The SC had later disposed of the Pakpattan case after accepting Buzdar’s unconditional apology. In that case, it had also posed a question as to whether Article 62 (1) (f) applied on misuse of power.
“We don’t want to repeat the case of Usman Buzdar who had to appear before the apex court,” the CJP told the asked the Attorney General for Pakistan (AGP) Anwar Mansoor Khan, who was present in the courtroom. The AGP assured the bench that he will talk to the prime minister in this matter.
The CJP also referred to the judgement in transfer case of Sindh former IG AD Khawaja. The judgement said the executive could not be given unfettered powers to transfers in according to its wishes.
He rebuked the secretary establishment for complying with the premier’s order without going through substantive material on the basis of which the IG was transferred.
“Why you didn’t apply you own mind. You should not comply with illegal orders,” he said, adding that: “The judiciary will not tolerate political interference.”
The bench noted that apparently, the IGP was transferred over complaint of Federal Minister Azam Swati. “Pakistan will not be run on anyone’s personal whims. The court wants that all institutions should work independently,” the CJP added.
The CJP also made it clear that affidavits would be sought from both secretaries interior and establishment division regarding their stance on the transfer after the receiving a written submission. He said a committee will also be constituted to examine their conduct in this matter.
Another member of the bench, Justice Sajjad Ali Shah, remarked that if the IGP was competent then instead of transferring him, they should issue a show cause notice to him. “You transferred him as you wanted to replace him with your man,” he added.
Justice Ijazul Ahsan, the third member of the bench, asked what message had been given to police through this transfer. “If you resist illegal order then you will be removed. The way you are running the show is pathetic,” he added.
The secretary establishment said the PM can pass verbal instructions under Rules of Business.

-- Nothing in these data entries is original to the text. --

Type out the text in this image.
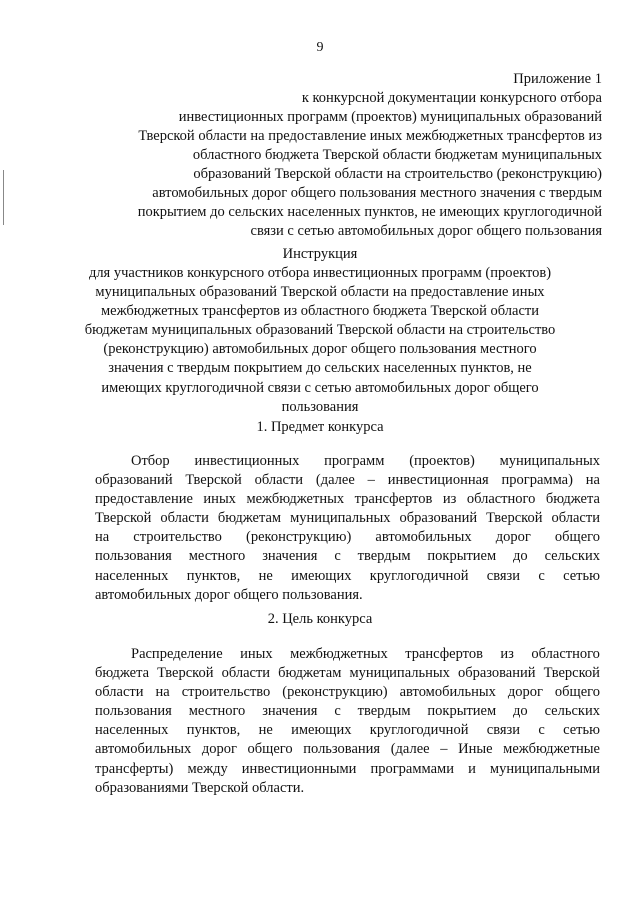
9
Приложение 1
к конкурсной документации конкурсного отбора
инвестиционных программ (проектов) муниципальных образований
Тверской области на предоставление иных межбюджетных трансфертов из
областного бюджета Тверской области бюджетам муниципальных
образований Тверской области на строительство (реконструкцию)
автомобильных дорог общего пользования местного значения с твердым
покрытием до сельских населенных пунктов, не имеющих круглогодичной
связи с сетью автомобильных дорог общего пользования
Инструкция
для участников конкурсного отбора инвестиционных программ (проектов)
муниципальных образований Тверской области на предоставление иных
межбюджетных трансфертов из областного бюджета Тверской области
бюджетам муниципальных образований Тверской области на строительство
(реконструкцию) автомобильных дорог общего пользования местного
значения с твердым покрытием до сельских населенных пунктов, не
имеющих круглогодичной связи с сетью автомобильных дорог общего
пользования
1. Предмет конкурса
Отбор инвестиционных программ (проектов) муниципальных
образований Тверской области (далее – инвестиционная программа) на
предоставление иных межбюджетных трансфертов из областного бюджета
Тверской области бюджетам муниципальных образований Тверской области
на строительство (реконструкцию) автомобильных дорог общего
пользования местного значения с твердым покрытием до сельских
населенных пунктов, не имеющих круглогодичной связи с сетью
автомобильных дорог общего пользования.
2. Цель конкурса
Распределение иных межбюджетных трансфертов из областного
бюджета Тверской области бюджетам муниципальных образований Тверской
области на строительство (реконструкцию) автомобильных дорог общего
пользования местного значения с твердым покрытием до сельских
населенных пунктов, не имеющих круглогодичной связи с сетью
автомобильных дорог общего пользования (далее – Иные межбюджетные
трансферты) между инвестиционными программами и муниципальными
образованиями Тверской области.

However, the bench sought a written explanation from the government through the AGP to explain whether the transfer was made on bonafide or was it colourable exercise of power. It also suspended the IGP’s transfer order.
The order said: “The way transfer of IG Islamabad has taken place, it does not look absolutely in accordance with law and it is not objective of the state affairs.” Hearing of case was later adjourned till Wednesday [tomorrow].